Retailers make a bold move when they implement OMS: They are inserting a 24/7 value proposition into dozens of systems designed for once-a-day updating. (See our blog OMS the New Retail Systems Epicenter).
But if you are like most retailers, it turns out that fully integrating OMS with your time-honored processes is extremely challenging. This reality has kept us very busy addressing our clients’ integration issues as they learn to live on the edge of OMS. Our clients know that, while living on the edge can be exhilarating, falling over the edge can cause serious injury.
As with most major software initiatives, OMS brings both good and bad news. The good news is that your stores now have digital age relevance, and you can leverage inventories as never before.

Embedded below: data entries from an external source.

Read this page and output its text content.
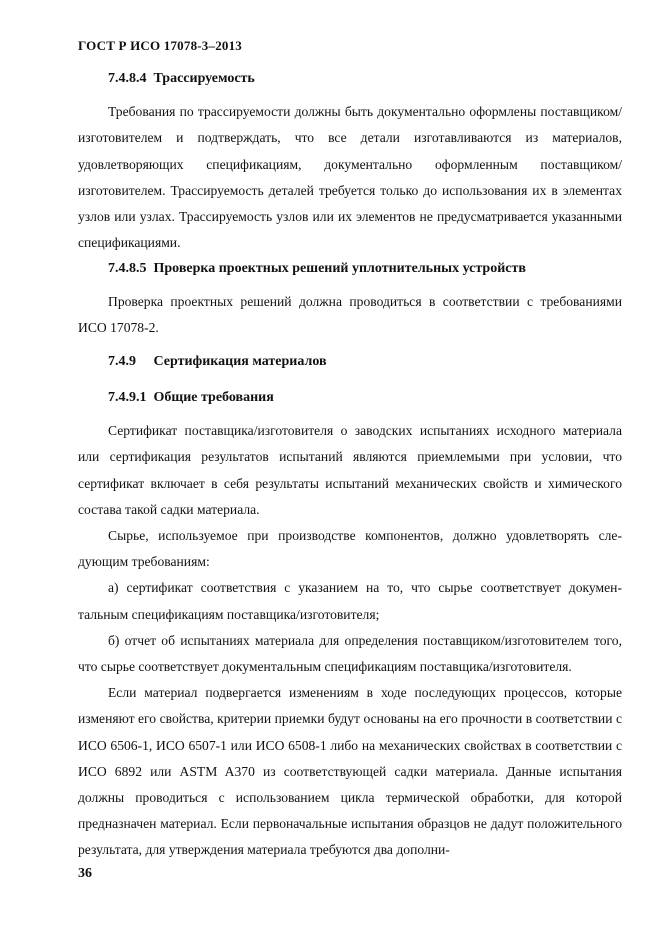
ГОСТ Р ИСО 17078-3–2013
7.4.8.4  Трассируемость

Требования по трассируемости должны быть документально оформлены поставщиком/изготовителем и подтверждать, что все детали изготавливаются из материалов, удовлетворяющих спецификациям, документально оформленным поставщиком/изготовителем. Трассируемость деталей требуется только до использования их в элементах узлов или узлах. Трассируемость узлов или их элементов не предусматривается указанными спецификациями.

7.4.8.5  Проверка проектных решений уплотнительных устройств

Проверка проектных решений должна проводиться в соответствии с требованиями ИСО 17078-2.

7.4.9     Сертификация материалов
7.4.9.1  Общие требования

Сертификат поставщика/изготовителя о заводских испытаниях исходного материала или сертификация результатов испытаний являются приемлемыми при условии, что сертификат включает в себя результаты испытаний механических свойств и химического состава такой садки материала.

Сырье, используемое при производстве компонентов, должно удовлетворять следующим требованиям:

а) сертификат соответствия с указанием на то, что сырье соответствует документальным спецификациям поставщика/изготовителя;

б) отчет об испытаниях материала для определения поставщиком/изготовителем того, что сырье соответствует документальным спецификациям поставщика/изготовителя.

Если материал подвергается изменениям в ходе последующих процессов, которые изменяют его свойства, критерии приемки будут основаны на его прочности в соответствии с ИСО 6506-1, ИСО 6507-1 или ИСО 6508-1 либо на механических свойствах в соответствии с ИСО 6892 или ASTM A370 из соответствующей садки материала. Данные испытания должны проводиться с использованием цикла термической обработки, для которой предназначен материал. Если первоначальные испытания образцов не дадут положительного результата, для утверждения материала требуются два дополни-

36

The bad news is that to be successful—even competitive—in this world, your customer interface must deliver the truth at every possible customer interaction or touchpoint. For that, your batch systems must provide access to the customer, prior transactions, the current condition of your inventory, price and promotional, and shipping and handling status. That’s extremely difficult using traditional integration methods.
The old ways of measuring stock levels fail quickly when your stores fulfill online orders. Now you must track items you set aside, pickups, deliveries, cancellations, and returns. Each of these interactions demand real-time access to your key tables such as product, price, promotion, transaction, inventory, and customer. OMS puts your inventories in play 24/7.
Before OMS hit its stride, retailers almost never gave integration the attention it deserved. Too often, we’ve been involved in OMS initiatives that were short-sighted and took too many shortcuts . The consequences are immense. When ecommerce scales, you find yourself encumbered with extraordinary efforts to satisfy angry customers and keep operational costs in check.
Worse, digital commerce is not standing still. Progressive retailers are aggressively adding customer engagement use cases and extending their OMS across multiple channels from Social, Market Places and Mobile to Kiosk and Call center. If your OMS is not fully integrated, expansion magnifies the underlying difficulties. Living on the Edge can be extremely demanding.
At RIBA, many of our clients are rethinking their whole approach to OMS integration projects. They are leveraging their batch systems to support near real-time dialog with their key tables. They are proactively flagging corrupted data flows, process breakdowns, or out-of-sync files.
And once our clients’ batch systems start living in OMS harmony, not on the edge, we’ll help our clients pass to their Analytics backend every useful tidbit of data about the customer path to purchase. This will give them the necessary insight and knowledge to effectively compete.
Living on the Edge is not where they want to be. They are finally giving data integration the attention it deserves.